Back in 2006 I happened to be a guest at a law school dinner, and before the dinner Antonin Scalia gave a talk. He later told me that it was ‘the same talk I give a hundred times a year,’ and then we all sat down for a meal.  At some point someone told him I was a gun dealer, and he jumped up, grabbed his plate of food, came running over to my table, pushed the guy next to me out of the way and sat down. For the next hour he talked animatedly about different guns, different calibers, was particularly interested in my thoughts about the differences between a 338 Winchester Magnum and a 300 Weatherby; I told him it didn’t matter since if he was more than 150 yards away he wouldn’t hit the mulie anyway. We went on and on.

It hardly came as a surprise that he authored the Heller opinion in 2008 because he was not only a certifiable gun nut, but was probably the only member of the Court who knew anything about guns.  In fact, if you read Steve Breyer’s dissent in Heller, you’ll discover that Breyer evidently doesn’t know a rifle from a musket, which when it comes to how much any of the other SCOTUS justices knows about guns, is probably about par for the course.
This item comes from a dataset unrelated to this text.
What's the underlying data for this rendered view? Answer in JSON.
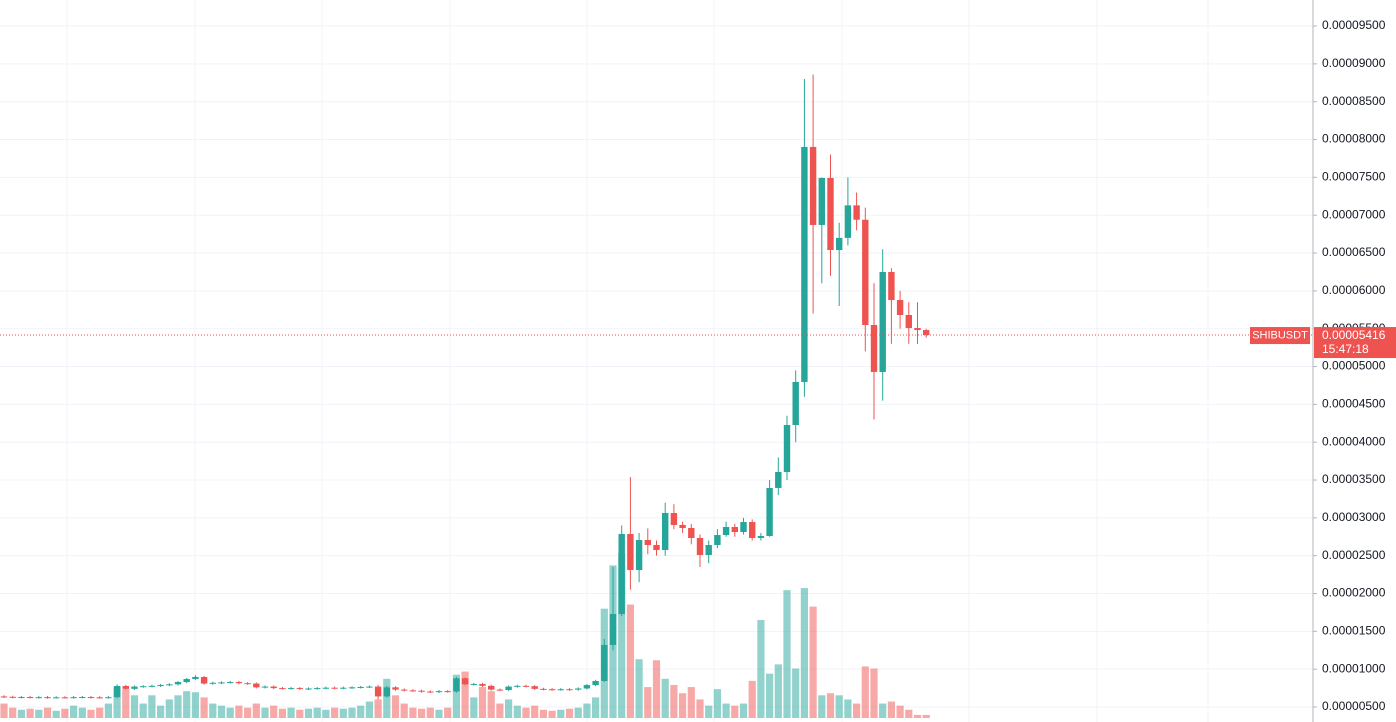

In the aftermath of the Heller and MacDonald decisions, Gun Nation has been diligently trying to get more gun cases before a right-leaning Court, and the possibility that Obama might appoint a liberal to the bench will no doubt be used by the NRA as the theme of their weekly pitch for dough.  The fact is (I really enjoy using the word ‘fact’ when I write about guns) that the SCOTUS has heard exactly one 2nd-Amendment case since 2008, a case in which the Court, in a majority opinion written by Justice Kagan, effectively upheld the entire ATF regulatory system as not infringing on 2nd-Amendment rights.  And just this past December, the Court declined to hear a case, Friedman v. City of Highland Park, in which a man sued because the town in which he lives won’t let him own an AR-15, a.k.a. an assault rifle, a.k.a. what we call a ‘black’ gun.

Just as I wasn’t surprised that Scalia wrote the Heller opinion, so I wasn’t surprised that he based the opinion not on history, not on precedent, but on simple common sense. Because when it came to guns, what Scalia knew and what other SCOTUS justices probably didn’t know, was that in the fifty years since the Court had previously handed down a 2-Amendment ruling (U.S. v. Miller), the United States had gone from a country in which most firearms were long guns owned for hunting to handguns owned for personal defense.  So when Scalia stated in Heller that keeping a loaded, unlocked handgun in the home had become an American ‘tradition,’ maybe the tradition was only thirty years old, but it had become standard lexicon for defining gun ownership nonetheless.

If you think that the Heller decision has unleashed a spate of 2nd-Amendment legal tests in the lower courts, just imagine what would have happened if Scalia and the SCOTUS had followed Miller and other precedents and declared that the 2nd Amendment didn’t protect private gun ownership at all.  Such a decision would have unleashed a torrent of gun laws at the local and state levels reflecting the second big change that has occurred and has now also become an American tradition when we talk about guns.

What I am referring to is what I call the GVP tradition, which has become, for the first time in my long lifetime, a grass-roots, broad-based effort to bring some sanity to America’s love affair with guns. The GVP movement is stronger and more sustained than anyone could have imagined just a few years ago, and it will continue to develop momentum regardless of who sits on the High Court.